Approved Research

Genetic Heterogeneity in Diseases with Complex Inheritance

Genetics & Genomics Services Inc

Lay summary

The aim of this project is to develop a new statistical method to understand the pattern of genetic variation in common diseases. We will use coronary artery disease, breast cancer, and Parkinson's disease as models, because there is a huge prior experience and information about genetic factors in these diseases. This prior knowledge will help us determine whether the new mathematical methods are useful and capable of adding new insights. Specifically, this project will examine whether new statistical techniques - called Causal Inference - help to distinguish subtypes of these diseases. Some of these subtypes are already known and we hope to identify more.
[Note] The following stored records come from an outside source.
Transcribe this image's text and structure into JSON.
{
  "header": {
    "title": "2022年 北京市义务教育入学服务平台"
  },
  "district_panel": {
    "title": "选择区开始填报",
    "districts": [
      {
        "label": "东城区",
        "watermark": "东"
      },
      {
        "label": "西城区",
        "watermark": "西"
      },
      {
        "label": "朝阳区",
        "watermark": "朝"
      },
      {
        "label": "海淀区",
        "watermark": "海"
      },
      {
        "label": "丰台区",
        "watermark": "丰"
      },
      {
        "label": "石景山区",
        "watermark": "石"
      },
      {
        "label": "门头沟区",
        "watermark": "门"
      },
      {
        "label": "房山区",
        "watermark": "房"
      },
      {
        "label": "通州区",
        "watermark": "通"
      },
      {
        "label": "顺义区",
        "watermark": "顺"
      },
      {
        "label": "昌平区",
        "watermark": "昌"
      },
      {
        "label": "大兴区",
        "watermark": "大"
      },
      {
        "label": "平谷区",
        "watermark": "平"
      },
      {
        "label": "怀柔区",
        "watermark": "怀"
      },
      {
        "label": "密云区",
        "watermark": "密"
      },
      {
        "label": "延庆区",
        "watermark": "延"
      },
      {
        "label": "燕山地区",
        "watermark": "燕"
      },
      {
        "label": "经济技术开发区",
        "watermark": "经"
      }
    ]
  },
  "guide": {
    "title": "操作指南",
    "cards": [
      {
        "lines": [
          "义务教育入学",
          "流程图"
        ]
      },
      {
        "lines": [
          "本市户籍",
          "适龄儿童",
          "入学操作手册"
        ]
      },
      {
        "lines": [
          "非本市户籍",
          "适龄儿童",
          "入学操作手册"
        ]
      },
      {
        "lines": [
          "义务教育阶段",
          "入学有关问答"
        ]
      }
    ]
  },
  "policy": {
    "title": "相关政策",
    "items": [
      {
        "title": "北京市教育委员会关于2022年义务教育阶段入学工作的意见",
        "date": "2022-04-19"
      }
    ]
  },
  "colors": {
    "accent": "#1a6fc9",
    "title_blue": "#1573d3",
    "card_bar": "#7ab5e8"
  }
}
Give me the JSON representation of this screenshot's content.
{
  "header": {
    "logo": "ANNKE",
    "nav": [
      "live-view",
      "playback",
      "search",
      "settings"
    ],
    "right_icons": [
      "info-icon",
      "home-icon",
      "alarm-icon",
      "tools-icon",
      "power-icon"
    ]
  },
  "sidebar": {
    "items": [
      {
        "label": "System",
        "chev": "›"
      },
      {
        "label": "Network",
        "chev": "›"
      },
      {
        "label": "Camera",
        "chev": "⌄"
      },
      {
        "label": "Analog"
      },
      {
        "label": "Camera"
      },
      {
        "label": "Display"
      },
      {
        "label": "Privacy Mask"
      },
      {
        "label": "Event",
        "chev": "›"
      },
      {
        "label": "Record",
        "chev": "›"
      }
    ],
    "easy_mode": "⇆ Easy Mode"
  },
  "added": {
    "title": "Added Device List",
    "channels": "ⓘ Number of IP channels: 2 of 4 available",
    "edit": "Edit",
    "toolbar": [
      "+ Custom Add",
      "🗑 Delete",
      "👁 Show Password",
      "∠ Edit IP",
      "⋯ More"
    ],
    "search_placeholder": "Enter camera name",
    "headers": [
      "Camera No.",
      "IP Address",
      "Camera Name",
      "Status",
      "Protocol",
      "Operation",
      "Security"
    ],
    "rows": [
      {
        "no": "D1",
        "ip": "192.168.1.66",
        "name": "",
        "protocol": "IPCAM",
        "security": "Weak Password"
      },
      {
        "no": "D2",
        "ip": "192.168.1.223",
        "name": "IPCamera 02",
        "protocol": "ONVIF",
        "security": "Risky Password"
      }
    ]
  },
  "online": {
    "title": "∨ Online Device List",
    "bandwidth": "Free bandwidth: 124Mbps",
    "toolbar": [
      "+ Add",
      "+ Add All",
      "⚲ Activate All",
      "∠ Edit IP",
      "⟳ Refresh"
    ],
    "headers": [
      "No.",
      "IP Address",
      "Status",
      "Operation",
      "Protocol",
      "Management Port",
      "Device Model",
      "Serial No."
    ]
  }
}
The scientific rationale for developing this new method is that it could address a major challenge in medical practice. Currently, medications and other treatments for most diseases do not benefit all patients. Randomized controlled trials often show that not all patients respond to otherwise effective treatments but it is tough to uncover the explanation. Doctors typically use trial and error to find individualized treatments. In this research, we will evaluate some new methods to see if we can define previously unrecognized subgroups of patients. We hope that by recognizing these subgroups it will be possible to tailor effective treatments to them and avoid ineffective or harmful treatments.

This project will last about 2 years. In the first year, we will develop the algorithms needed to analyze genetic and medical data. We will test the algorithms in simulated data and then we will test the algorithms in real data from the UKBB. The final months will be used to prepare a publication of the results, which will be published in a way that makes the mathematical results available to the general public without restriction.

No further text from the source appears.